Nathalie Boutet is a family law lawyer, mediator & family enterprise adviser
There are many considerations given to how couples can protect themselves and their assets from divorce, but what about their family members – specifically the older generation – whose assets may also be at risk?
What can parents who started a business do to protect it from risk in the event that their children divorce?
Educate family members about family laws and prenups
Families plan their legacy with advisers, but often those who are most impacted by those plans, the second generation, are not involved in the process. Or the family has done due diligence when it comes to estate and tax considerations, but is insufficiently informed and protected from the related implications of family laws.
For instance, some families transfer shares in the business to children through a strategy called an estate freeze. But depending on how it’s done, family law makes important distinctions based on whether the transfer occurs before or after the child is married.
If the shares are transferred to children before they are married, the value of the shares on the date of the marriage is considered excluded property, but the growth of value will be included as family property and divided equally with a spouse upon a divorce.
If they are transferred when a child is already married, the shares may be considered gifts and excluded from family property, but only if no consideration (payment) was made for those shares. If any consideration was given, then the shares will be included in the family property and their value (calculated at the time of separation) will be shared equally with the spouse upon a divorce.
There are ways around these family law implications, such as with the negotiation of prenuptial agreements or transferring assets into a trust.
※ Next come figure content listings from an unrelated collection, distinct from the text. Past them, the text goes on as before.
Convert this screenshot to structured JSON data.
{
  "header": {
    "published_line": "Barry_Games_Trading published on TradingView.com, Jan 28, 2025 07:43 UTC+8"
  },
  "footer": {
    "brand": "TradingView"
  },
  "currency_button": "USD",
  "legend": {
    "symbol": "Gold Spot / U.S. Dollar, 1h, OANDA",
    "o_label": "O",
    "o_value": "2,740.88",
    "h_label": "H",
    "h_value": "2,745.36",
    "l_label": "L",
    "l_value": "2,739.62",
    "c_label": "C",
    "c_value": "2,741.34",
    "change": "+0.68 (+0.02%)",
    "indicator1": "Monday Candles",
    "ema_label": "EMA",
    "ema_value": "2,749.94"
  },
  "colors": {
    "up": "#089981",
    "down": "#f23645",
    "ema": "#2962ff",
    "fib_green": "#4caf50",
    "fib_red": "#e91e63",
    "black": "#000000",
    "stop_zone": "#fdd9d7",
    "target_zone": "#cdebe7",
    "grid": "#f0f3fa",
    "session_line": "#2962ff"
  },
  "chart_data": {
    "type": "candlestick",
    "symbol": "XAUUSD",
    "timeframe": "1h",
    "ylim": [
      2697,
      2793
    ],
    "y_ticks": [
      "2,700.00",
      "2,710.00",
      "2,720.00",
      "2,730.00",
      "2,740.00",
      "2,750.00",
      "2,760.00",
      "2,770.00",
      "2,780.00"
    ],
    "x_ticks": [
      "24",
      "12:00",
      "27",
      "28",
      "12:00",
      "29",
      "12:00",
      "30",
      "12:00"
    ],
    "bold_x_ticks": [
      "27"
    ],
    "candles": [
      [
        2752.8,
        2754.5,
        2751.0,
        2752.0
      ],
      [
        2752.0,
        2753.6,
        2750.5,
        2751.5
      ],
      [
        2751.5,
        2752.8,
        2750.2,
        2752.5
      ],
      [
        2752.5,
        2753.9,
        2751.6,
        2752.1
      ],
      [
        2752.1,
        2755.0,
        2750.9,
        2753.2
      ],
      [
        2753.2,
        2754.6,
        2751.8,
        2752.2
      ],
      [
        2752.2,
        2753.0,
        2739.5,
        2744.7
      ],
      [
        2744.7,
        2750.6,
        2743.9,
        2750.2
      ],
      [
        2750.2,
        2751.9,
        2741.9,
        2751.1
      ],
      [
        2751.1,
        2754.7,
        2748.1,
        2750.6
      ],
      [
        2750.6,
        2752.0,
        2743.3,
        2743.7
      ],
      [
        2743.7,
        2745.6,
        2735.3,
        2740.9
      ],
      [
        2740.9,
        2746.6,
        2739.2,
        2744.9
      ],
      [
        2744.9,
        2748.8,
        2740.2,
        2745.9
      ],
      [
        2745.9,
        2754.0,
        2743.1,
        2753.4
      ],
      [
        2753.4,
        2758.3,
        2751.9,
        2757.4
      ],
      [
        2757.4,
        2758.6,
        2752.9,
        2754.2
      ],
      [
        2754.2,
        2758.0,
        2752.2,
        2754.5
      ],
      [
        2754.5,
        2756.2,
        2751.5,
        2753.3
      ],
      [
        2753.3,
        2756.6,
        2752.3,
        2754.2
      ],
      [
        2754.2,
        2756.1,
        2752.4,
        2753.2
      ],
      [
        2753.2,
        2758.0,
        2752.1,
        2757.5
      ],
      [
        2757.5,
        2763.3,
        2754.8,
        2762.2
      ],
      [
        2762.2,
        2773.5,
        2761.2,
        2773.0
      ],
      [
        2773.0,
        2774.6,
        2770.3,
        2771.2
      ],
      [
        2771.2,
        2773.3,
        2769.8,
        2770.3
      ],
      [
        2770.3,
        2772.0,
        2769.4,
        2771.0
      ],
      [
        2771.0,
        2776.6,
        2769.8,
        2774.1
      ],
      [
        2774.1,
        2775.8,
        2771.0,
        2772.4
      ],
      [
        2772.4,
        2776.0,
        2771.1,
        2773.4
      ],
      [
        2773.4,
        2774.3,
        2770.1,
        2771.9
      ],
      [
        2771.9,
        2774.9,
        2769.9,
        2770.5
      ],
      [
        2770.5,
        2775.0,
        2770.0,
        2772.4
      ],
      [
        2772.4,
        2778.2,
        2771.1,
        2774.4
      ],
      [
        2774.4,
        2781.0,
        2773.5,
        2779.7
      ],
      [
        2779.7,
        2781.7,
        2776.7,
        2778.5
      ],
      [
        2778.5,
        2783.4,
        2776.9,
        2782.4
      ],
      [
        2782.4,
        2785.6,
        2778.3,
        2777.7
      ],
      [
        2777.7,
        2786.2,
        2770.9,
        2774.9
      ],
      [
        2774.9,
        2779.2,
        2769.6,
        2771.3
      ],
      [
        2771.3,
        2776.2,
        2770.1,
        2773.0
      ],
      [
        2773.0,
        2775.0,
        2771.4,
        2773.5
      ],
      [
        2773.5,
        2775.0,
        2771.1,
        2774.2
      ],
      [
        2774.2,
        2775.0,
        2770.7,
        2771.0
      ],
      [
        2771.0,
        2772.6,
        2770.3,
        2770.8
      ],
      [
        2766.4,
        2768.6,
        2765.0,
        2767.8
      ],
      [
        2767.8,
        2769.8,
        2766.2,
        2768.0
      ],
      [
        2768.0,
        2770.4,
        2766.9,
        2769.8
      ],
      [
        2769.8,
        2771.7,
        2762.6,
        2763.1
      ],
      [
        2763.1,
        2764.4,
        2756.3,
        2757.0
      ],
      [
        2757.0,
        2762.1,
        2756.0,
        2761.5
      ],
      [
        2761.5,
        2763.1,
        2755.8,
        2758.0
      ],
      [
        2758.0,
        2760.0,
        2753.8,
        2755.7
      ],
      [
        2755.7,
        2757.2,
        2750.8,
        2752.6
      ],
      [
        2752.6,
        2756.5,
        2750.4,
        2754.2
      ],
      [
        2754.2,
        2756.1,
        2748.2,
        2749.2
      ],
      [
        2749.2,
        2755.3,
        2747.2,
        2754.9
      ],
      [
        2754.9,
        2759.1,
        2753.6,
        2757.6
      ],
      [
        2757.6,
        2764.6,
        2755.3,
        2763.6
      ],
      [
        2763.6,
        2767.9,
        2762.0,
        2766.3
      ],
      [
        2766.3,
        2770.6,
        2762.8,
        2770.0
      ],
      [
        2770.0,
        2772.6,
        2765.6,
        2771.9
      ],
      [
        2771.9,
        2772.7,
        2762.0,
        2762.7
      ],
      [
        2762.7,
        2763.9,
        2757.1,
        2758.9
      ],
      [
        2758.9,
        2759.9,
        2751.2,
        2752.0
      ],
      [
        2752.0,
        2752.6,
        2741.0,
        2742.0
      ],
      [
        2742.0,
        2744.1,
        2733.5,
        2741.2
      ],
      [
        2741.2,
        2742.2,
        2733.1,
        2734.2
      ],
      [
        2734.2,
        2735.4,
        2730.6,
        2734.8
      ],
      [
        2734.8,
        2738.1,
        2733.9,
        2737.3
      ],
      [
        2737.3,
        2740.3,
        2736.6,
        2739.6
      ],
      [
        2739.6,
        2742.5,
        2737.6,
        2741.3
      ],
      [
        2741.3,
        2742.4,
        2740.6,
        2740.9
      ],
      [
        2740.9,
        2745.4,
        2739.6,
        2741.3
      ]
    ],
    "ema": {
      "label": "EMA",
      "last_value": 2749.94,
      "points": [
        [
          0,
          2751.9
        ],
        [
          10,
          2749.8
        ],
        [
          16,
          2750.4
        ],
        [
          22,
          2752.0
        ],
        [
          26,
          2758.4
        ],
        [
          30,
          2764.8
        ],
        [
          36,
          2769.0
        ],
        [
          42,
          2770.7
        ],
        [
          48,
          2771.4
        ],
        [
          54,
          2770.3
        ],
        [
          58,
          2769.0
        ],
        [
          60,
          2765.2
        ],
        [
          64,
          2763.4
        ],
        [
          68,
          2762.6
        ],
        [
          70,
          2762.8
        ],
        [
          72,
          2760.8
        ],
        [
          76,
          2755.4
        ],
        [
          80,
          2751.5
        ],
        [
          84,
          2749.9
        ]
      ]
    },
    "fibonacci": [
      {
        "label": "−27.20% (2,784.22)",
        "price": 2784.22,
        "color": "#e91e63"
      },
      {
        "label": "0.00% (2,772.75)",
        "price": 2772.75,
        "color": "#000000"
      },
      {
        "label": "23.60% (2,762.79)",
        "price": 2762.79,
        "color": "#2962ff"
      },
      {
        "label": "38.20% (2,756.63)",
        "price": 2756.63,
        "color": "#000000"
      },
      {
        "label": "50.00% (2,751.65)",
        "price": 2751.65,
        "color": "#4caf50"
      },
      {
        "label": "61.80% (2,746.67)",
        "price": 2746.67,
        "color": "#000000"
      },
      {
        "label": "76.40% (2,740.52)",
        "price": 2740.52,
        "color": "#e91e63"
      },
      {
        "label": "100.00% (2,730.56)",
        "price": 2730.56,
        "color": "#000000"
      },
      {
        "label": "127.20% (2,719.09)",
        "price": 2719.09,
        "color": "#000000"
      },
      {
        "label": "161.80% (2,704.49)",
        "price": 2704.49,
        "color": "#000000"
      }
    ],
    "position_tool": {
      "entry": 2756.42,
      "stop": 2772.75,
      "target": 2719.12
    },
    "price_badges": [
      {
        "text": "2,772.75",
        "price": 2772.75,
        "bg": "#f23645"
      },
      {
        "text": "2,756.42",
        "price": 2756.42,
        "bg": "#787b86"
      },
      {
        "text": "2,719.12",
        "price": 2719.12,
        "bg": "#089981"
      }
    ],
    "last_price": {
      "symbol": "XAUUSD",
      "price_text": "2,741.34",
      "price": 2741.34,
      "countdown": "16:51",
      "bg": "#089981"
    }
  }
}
Prenuptial agreements can be contentious without proper context. Some children may not sufficiently appreciate the hard labour and sacrifices it took for their parents to build the business and the wealth, or why they would like to find ways to protect their assets from being diluted if there is a marital breakdown. As a result, some may rebel against the idea of being compelled to enter into a prenuptial agreement with their loved one. Similarly, the non-family spouse who has been ill-prepared for the conversation is likely to feel rejected, vilified or even unloved when the idea of the prenup is broached.
For the second generation to develop an attachment to the family business and culture – and to embrace the desire to preserve wealth for future generations – it’s important that these issues be discussed during family meetings. It’s also important that conversations about prenups with the new partner are as generous, and as balanced, as possible so as to avoid the negative feelings this topic almost always generates. A prenup that is protective of the family business, but still fair for the new spouse, is less likely to be challenged if there is a divorce.
What parents want to see in a prenup for their heirs is not necessarily achievable. The new spouse that is marrying into a family also has a say. If he/she is asked to waive a right to an asset or income, they will likely ask for something in return, which might be different from what the family would like to see.
The parents may become frustrated with the negotiations and perceive the new spouse as unreasonable when, in reality, it may be that their expectations were unachievable in the first place. This can create rifts not only between the two generations, but also between the new spouse and the entire family.
It’s critical to maintain ongoing dialogue within the family, especially as the negotiations of the prenup evolve, so that everyone is kept apprised of what is and is not achievable at the negotiation table. This does not mean that a parent sit in during the negotiation meetings – that would be unacceptable – but it is recommended that family members discuss the progress of the negotiations outside of the lawyer’s meetings, to manage expectations.
Don’t fund an acrimonious divorce
The worst thing families can do when there is a divorce is to become overly aggressive against the exiting spouse. This happens when the older generation retains an acrimonious lawyer for their child, funds an aggressive legal fight, exercises undue financial control or pressure against the exiting spouse, or speaks ill of them with the grandchildren.
This will usually result in the exiting spouse also retaining an aggressive lawyer to mount an equally aggressive attack or defence. No one wins in these types of situations.
If the circumstances permit, mediation and collaborative negotiation continue to be preferred routes for separating couples. An excellent way of preserving your family wealth is to provide the separating couple with the tools they need to get through the divorce in a private setting, out of court, as quickly and amicably as possible.